A health information exchange, sometimes abbreviated as HIE, is the process of sharing electronic healthcare information across various medical and governmental organizations. Health information exchanges are predicated on the emergence of electronic health records (EHR), which various countries have adopted as a more efficient and—if regulated well—safe way of processing and moving patient information. Research organizations and government entities also can use health information exchanges to gain insight into health trends within a population. Health information exchanges can be set up independently or on a regional level. A regional health information exchange is often called a Regional Health Information Organization (RHIO).
In the U.S., the use of health information exchange systems was heavily promoted by the government with the passage of the American Recovery and Investment Act of 2009. In particular, The American and Recovery Investment Act included the Health Information Technology for Economic and Clinical Health Act (HITECH), which prompted organizations to adopt EHRs and health information exchanges using positive and negative reinforcements. Other nations have also passed legislation prompting the widespread adoption of EHRs, including England, Canada, and Australia.

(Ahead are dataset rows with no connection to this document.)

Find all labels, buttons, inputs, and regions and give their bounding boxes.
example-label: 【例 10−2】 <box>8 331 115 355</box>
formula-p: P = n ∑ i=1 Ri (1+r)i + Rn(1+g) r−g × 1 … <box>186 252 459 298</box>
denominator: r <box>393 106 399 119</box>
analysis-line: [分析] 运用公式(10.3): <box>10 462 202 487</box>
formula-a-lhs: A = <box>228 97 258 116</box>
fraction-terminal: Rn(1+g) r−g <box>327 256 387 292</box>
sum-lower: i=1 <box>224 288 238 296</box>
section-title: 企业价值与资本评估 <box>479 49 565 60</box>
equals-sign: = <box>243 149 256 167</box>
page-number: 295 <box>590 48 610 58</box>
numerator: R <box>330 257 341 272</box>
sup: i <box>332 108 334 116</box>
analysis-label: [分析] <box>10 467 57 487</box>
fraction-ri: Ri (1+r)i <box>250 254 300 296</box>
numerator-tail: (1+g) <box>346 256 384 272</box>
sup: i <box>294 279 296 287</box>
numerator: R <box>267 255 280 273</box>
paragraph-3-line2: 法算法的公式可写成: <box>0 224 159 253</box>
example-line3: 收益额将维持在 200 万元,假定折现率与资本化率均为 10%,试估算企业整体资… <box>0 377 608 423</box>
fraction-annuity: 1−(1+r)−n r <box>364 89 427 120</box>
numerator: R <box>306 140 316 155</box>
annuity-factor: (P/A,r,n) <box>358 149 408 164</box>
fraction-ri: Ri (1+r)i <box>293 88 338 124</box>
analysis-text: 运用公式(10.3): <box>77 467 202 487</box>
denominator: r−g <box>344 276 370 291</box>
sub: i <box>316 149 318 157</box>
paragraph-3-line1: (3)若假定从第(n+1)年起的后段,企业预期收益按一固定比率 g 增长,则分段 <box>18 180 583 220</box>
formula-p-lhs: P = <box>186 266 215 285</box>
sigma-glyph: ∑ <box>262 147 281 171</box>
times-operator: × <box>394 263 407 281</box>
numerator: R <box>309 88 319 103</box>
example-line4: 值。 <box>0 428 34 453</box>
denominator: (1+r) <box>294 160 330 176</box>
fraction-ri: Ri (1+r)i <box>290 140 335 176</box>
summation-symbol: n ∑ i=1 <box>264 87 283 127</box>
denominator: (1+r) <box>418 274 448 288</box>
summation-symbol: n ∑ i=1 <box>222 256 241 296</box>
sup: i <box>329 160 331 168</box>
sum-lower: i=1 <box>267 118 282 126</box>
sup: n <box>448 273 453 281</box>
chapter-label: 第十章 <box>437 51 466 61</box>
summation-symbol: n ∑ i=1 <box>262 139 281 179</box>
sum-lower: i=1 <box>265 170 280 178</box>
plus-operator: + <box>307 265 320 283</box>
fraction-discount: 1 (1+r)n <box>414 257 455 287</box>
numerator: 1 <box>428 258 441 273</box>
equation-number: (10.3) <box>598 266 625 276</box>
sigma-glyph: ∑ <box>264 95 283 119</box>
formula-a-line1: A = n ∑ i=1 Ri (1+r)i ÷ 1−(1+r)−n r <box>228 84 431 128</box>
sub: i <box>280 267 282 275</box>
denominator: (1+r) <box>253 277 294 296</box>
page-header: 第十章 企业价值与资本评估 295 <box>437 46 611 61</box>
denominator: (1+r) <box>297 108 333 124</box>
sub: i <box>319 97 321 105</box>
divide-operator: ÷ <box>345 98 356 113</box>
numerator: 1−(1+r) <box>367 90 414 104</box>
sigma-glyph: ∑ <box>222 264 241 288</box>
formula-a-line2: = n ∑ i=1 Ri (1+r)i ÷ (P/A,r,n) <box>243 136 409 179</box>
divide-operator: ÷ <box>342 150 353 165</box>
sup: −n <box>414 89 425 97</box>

In general, electronic health information exchange is viewed as a healthy and necessary step for medical communities worldwide. Today's technology allows volumes of medical data to be processed and shared far faster and more efficiently than outdated paper-based systems. The catch, however, is that as private health information becomes increasingly easy to tap into, stringent regulations must be enforced to ensure private data is used only toward the benefit of patients seeking treatment.
As medical organizations are encouraged more and more to use health information exchanges, countries have begun passing legislation to ensure they're equally encouraged to share private health information in a wise fashion. In the U.S., for example, an individual's private information can only be shared with that individual’s consent. It also can only be shared for certain purposes and situations. For example, a patient might authorize an old clinic to share health records with a new clinic. Such permission would allow the new healthcare provider to quickly begin treating the patient with a full knowledge of that individual's health history and needs.
In the U.S., the government has worked to implement RHIOs that operate on the state, local and even rural levels. This is an attempt to build the most reliable and wide-reaching health information exchange network possible. RHIOs help build up health information networks as well as facilitate the most legal and efficient use of those networks.